The U.K. revealed plans to allow galleries and auction houses to reopen starting June 1st.
Sotheby's auction house in London. Photo by Amanda Farah, via Flickr.
Small and mid-size galleries and auction houses in the United Kingdom will be allowed to reopen as early as June 1st as part of Prime Minister Boris Johnson’s plan to relax lockdown measures. The plan, which was shared on Monday, does not specifically include galleries and auction houses in its plan to reopen “non-essential retail” enterprises, but a report in The Art Newspaper stated that U.K.-based art trade organizations received federal confirmation that those institutions would fall under the category.
The June 1st open date will be the second phase of Johnson’s plan to reopen; the first phase, which allows non-customer-facing employees to return to their positions, went into effect today. While small and mid-size art venues will be allowed to operate with newly-implemented social distancing guidelines, larger cultural institutions such as museums will not be allowed to open until phase three of Johnson’s plan, which is currently slated to go into effect July 4th.

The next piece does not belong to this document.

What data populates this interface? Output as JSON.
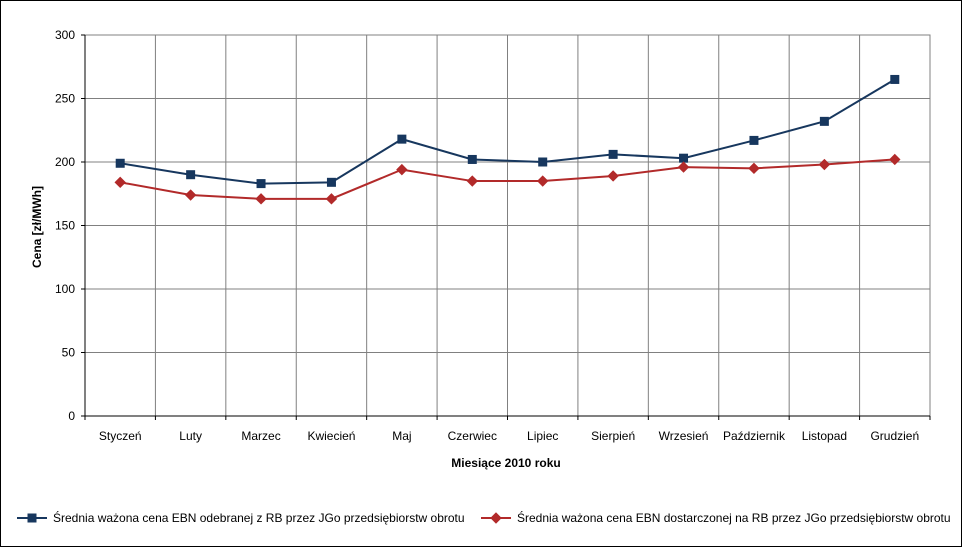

British Art Market Federation chairman Anthony Browne told The Art Newspaper:
Our prime objective is to get the wheels of commerce turning as quickly as possible. If art businesses had the same strict social distancing requirements imposed upon them as we’re seeing with the essential businesses such as supermarkets, then the market could adopt them and get going much more quickly, even if they are onerous.
With this plan to ease lockdown measures, the U.K. joins countries in Europe that have begun to reopen their art world institutions. Germany opened some of its museums and galleries in April, and small French institutions have been allowed to reopen since Monday, with Italian and Belgian institutions following a similar plan to re-open in mid-May.